Robert Standish was pleased. Like many foreigners, he just needed someone to tell him that everything was going to be all right. If Carl had been able to work out how to charge people for going to their offices and telling them that everything was going to be all right he would have made a fortune. There had always been a demand for such a service. Carl just hadn’t worked out how to bill for it. Yet.
“Must dash, duty calls,” he told Carl as he got up to leave.
“Don’t forget that it’s all hush hush,” Carl told him.
“I won’t tell a living soul Carl. Wouldn’t want you to get into trouble with the ambassador.”
“That’s right Robert. Always nice to see you,” Carl told him as he left.
Carl assumed he was in a hurry to go and tell everybody that Carl the spook said there is nothing to worry about. Lots of people doubt religion but they all believed in Hollywood and James Bond. Carl didn’t mind the stories that were made up about him. They were good for business.

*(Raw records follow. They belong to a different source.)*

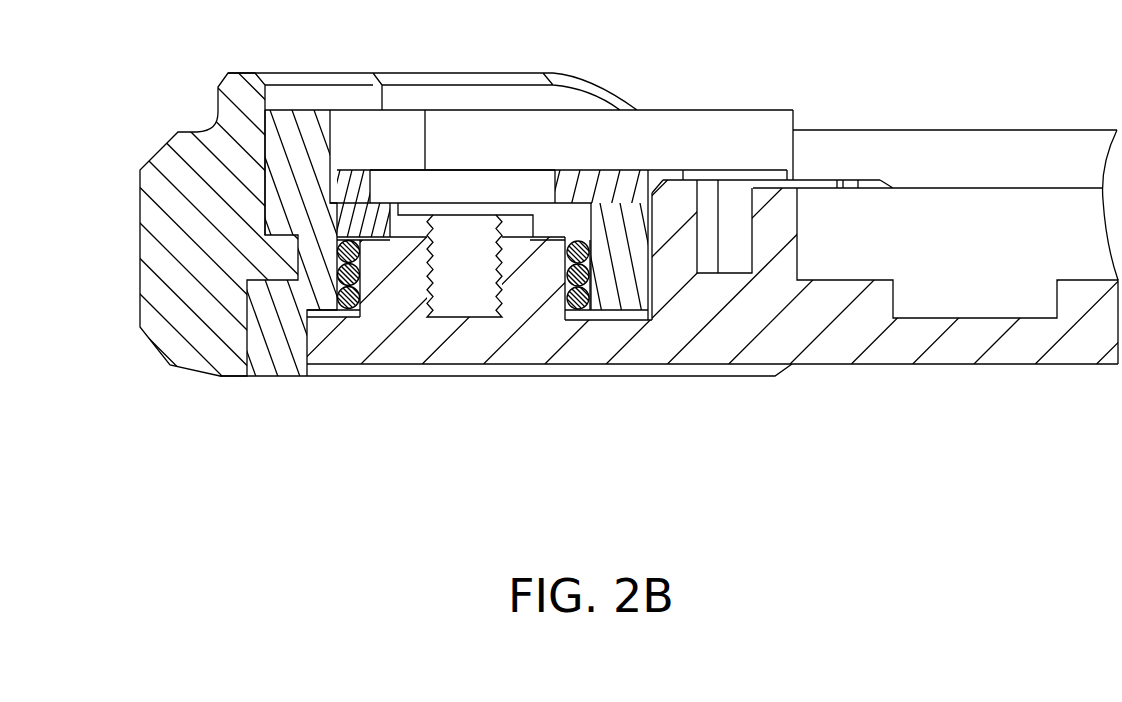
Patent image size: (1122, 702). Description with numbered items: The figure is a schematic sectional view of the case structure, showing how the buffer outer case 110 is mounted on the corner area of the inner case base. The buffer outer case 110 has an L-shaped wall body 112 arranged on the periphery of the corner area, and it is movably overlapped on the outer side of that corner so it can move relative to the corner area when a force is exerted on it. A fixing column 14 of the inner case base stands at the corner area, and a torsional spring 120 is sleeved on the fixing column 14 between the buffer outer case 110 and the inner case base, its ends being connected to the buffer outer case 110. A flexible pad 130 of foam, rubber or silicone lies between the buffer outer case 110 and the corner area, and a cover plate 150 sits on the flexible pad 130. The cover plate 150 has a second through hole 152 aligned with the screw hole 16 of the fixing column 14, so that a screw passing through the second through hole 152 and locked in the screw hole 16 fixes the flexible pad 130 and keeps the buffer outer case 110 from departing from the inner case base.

The buffer outer case 110 is at (283, 230).
The L-shaped wall body 112 is at (172, 157).
The flexible pad 130 is at (297, 130).
The cover plate 150 is at (577, 185).
The second through hole 152 is at (491, 180).
The torsional spring 120 is at (349, 304).
The fixing column 14 is at (406, 290).
The screw hole 16 is at (477, 294).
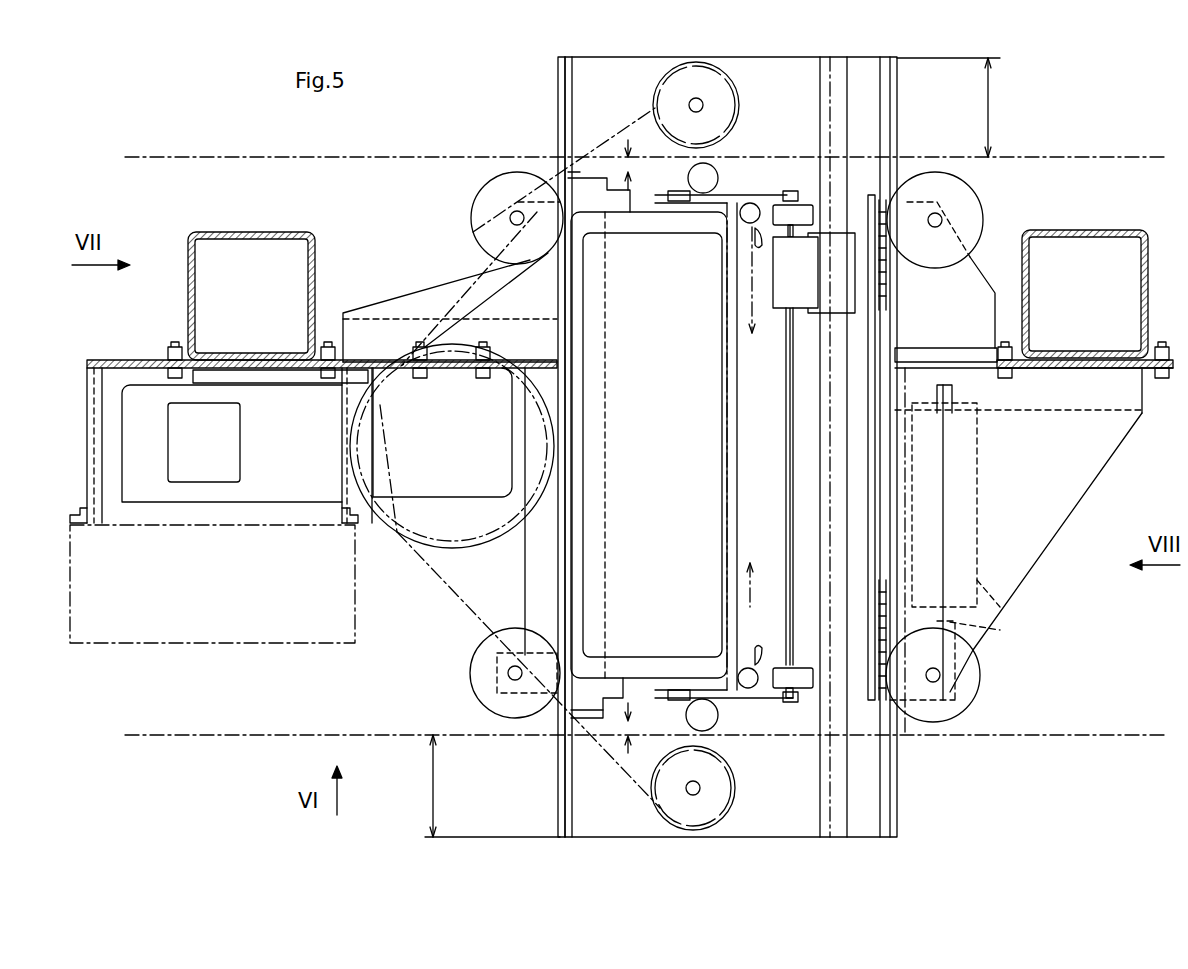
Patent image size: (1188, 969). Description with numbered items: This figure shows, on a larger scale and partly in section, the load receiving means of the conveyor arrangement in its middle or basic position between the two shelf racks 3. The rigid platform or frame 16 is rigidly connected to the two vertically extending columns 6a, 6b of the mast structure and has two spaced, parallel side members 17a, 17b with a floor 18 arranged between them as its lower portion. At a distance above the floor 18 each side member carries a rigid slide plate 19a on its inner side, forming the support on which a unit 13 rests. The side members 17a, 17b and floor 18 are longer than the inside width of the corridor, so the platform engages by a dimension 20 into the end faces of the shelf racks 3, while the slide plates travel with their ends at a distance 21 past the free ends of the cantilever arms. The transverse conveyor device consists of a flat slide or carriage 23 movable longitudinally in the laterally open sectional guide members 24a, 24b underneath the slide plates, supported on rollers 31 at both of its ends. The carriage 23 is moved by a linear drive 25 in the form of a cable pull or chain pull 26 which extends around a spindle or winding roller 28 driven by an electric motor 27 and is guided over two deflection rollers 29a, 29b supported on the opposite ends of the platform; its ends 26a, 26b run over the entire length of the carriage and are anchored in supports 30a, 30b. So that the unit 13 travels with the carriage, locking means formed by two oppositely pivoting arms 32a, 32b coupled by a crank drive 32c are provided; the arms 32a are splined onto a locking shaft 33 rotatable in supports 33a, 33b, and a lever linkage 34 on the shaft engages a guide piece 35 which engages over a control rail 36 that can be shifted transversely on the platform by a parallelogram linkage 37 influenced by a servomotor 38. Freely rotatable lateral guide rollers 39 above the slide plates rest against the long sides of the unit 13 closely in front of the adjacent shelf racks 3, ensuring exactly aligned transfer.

Robert Standish didn’t care if the streets ran red with blood as long as his beloved stock market stayed healthy. In reality he had little to fear. A few generals rattling their sabres and politicians crying ‘freedom’ because they had lost control of the money was not a threat to his industry. Both sides of the conflict were stage managed by extremely powerful and wealthy men. These eagles amongst sparrows on both sides were so heavily invested into the market that allowing it to fail was not an option.
The cigar lead had not borne fruit. Carl hadn’t expected it to. Luxury retail shops in Thailand are little more than a wonderful advertisement for shopping in Hong Kong’s low cost outlets. The lack of demand for Bolivar Churchills in Bangkok suggested to him that his target might still be flying regularly to Macau for his poker habit. Carl wanted to see Macau again and began to see an opportunity to make it happen.
Carl finished his cigar and went looking for somewhere to have lunch. He felt like eating in a restaurant where nobody would know him. He left the car and walked along the Skytrain’s public walkway to Paragon shopping centre, the largest shopping complex in Thailand. Carl took the escalators past the high fashion brands from Milan and Paris to the third floor where Bangkok’s largest bookshop was located.
He browsed the history section and selected a book about Beirut and paid for it at the counter. Book in hand he took the escalator back down to the first floor and walked over the Skytrain’s bridge to Siam Square, the old shopping area. There was a Hard Rock Café there and he assumed that nobody he knew would be there as no self-respecting expat liked to sit with the tourists. The place was full of holiday makers providing excellent cover and a burger was just what he needed to go with his new book. He could use one hand for the burger and the other hand to hold the book.